– Cristales bajo luz polarizada -explicó Desdemona-, o polen, ácaros del polvo, virus… vistos con el microscopio electrónico.
– Algunos de estos rincones parecen el lugar de trabajo de Mary Poppins.
– ¿Se refiere al de Marvin? -preguntó ella, señalando una zona en la que todo, desde los cajones a las cajas y los libros, se hallaba cubierto de post-its con mariposas rosas y amarillas-. Piénselo, Carmine. Las personas como Marvin se pasan prácticamente el día entero sin moverse del sitio. ¿Por qué habría ese sitio de ser anónimo y gris?
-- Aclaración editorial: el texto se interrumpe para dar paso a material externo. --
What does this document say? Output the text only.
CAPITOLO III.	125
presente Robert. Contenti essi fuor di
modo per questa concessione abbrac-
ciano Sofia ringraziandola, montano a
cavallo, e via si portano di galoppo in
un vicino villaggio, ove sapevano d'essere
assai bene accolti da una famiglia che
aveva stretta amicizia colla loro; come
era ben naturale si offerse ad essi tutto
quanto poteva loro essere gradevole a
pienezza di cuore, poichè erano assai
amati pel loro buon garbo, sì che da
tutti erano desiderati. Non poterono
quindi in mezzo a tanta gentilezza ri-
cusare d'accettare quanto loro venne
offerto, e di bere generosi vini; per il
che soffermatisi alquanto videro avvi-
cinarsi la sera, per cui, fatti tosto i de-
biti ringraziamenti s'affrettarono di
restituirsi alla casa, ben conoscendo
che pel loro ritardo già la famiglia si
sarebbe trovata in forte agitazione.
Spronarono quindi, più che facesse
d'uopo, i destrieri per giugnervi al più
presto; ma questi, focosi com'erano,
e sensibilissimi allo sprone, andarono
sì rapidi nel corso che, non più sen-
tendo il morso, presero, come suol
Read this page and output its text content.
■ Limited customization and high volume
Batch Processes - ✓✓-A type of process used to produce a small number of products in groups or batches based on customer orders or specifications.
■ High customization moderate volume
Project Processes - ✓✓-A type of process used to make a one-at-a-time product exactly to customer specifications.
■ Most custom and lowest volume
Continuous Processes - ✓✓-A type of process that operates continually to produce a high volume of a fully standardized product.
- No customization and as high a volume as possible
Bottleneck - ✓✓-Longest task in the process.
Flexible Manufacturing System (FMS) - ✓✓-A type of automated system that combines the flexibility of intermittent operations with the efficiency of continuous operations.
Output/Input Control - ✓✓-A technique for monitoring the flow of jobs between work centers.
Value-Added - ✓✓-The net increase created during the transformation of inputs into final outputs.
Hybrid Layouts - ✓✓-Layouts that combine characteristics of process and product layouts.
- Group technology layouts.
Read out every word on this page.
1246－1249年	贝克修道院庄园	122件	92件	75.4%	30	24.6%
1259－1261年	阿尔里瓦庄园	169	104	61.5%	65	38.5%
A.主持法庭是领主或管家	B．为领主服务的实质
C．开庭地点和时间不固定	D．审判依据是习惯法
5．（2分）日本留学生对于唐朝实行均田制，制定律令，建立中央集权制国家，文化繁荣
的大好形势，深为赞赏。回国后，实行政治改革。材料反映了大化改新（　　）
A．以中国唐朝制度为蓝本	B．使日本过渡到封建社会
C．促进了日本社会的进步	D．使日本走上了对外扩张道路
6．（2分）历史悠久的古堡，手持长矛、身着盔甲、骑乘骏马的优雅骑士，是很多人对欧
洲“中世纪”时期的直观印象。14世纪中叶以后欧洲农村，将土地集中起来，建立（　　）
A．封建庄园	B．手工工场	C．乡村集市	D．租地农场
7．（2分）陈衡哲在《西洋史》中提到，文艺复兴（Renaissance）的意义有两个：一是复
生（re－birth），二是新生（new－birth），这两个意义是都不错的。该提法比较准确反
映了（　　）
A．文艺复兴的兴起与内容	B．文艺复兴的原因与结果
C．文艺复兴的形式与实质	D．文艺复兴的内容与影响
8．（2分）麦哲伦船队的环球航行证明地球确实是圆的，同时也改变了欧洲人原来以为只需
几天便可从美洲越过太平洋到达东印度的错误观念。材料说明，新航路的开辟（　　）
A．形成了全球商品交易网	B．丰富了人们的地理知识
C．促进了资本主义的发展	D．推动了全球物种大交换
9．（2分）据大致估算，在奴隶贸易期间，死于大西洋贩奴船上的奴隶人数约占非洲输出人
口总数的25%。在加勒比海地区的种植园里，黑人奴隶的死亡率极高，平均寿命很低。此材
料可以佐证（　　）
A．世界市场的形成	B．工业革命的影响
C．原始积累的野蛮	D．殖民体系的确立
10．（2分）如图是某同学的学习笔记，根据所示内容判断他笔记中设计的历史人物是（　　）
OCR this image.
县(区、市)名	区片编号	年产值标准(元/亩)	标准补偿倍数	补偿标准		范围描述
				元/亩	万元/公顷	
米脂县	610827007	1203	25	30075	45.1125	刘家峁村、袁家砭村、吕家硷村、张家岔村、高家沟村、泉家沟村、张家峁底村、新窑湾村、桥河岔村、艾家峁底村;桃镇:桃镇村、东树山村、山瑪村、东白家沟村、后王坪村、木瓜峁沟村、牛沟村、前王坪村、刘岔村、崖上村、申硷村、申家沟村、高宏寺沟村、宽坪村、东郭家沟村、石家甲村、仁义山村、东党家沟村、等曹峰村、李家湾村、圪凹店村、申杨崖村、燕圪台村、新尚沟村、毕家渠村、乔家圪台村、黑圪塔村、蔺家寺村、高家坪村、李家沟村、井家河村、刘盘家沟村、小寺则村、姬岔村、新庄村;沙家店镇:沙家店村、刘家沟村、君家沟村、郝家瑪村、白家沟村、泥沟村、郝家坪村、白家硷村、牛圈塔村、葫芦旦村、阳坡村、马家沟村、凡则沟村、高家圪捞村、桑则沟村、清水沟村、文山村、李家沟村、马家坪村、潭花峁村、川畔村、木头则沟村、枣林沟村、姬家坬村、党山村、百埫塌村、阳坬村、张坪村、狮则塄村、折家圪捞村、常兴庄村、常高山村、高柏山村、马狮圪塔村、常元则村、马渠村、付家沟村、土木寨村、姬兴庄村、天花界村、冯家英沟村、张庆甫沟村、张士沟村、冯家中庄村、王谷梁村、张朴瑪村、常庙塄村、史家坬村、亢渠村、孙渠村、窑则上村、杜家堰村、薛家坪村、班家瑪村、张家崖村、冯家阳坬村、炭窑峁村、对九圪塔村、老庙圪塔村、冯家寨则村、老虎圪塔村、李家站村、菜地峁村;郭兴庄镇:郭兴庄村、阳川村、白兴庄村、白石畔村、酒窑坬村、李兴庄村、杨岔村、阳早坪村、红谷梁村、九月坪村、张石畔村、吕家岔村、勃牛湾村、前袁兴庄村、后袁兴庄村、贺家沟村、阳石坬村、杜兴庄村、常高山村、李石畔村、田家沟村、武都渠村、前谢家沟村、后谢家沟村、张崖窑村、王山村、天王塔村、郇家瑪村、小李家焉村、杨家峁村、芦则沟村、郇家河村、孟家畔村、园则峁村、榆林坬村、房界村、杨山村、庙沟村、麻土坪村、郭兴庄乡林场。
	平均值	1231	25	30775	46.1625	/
Los empleadores no se paran a pensar que si los habitáculos en los que la gente trabaja fueran más armoniosos y personalizados, es posible que aumentara su rendimiento. Marvin es un poeta, eso es todo.
– El técnico de Ponsonby, ¿no?
– Correcto.
– ¿Y Ponsonby no le pone pegas? No tengo la impresión de que le vayan las mariposas rosas y amarillas, considerando que en sus paredes cuelga boscos y goyas.
– Si fuera por él, Chuck pondría pegas, pero el Profe no le respaldaría. La suya es una relación interesante, se remonta a la infancia, y sospecho que ya entonces era el Profe el que mandaba, igual que ahora. -Observó que Corey estaba a punto de mover un aparato de finas columnas de cristal sobre una base con palancas, y chilló-. ¡No se le ocurra tocar el Natelson! Como lo fastidie, amigo, ya le estoy viendo de soprano con los niños cantores de Viena.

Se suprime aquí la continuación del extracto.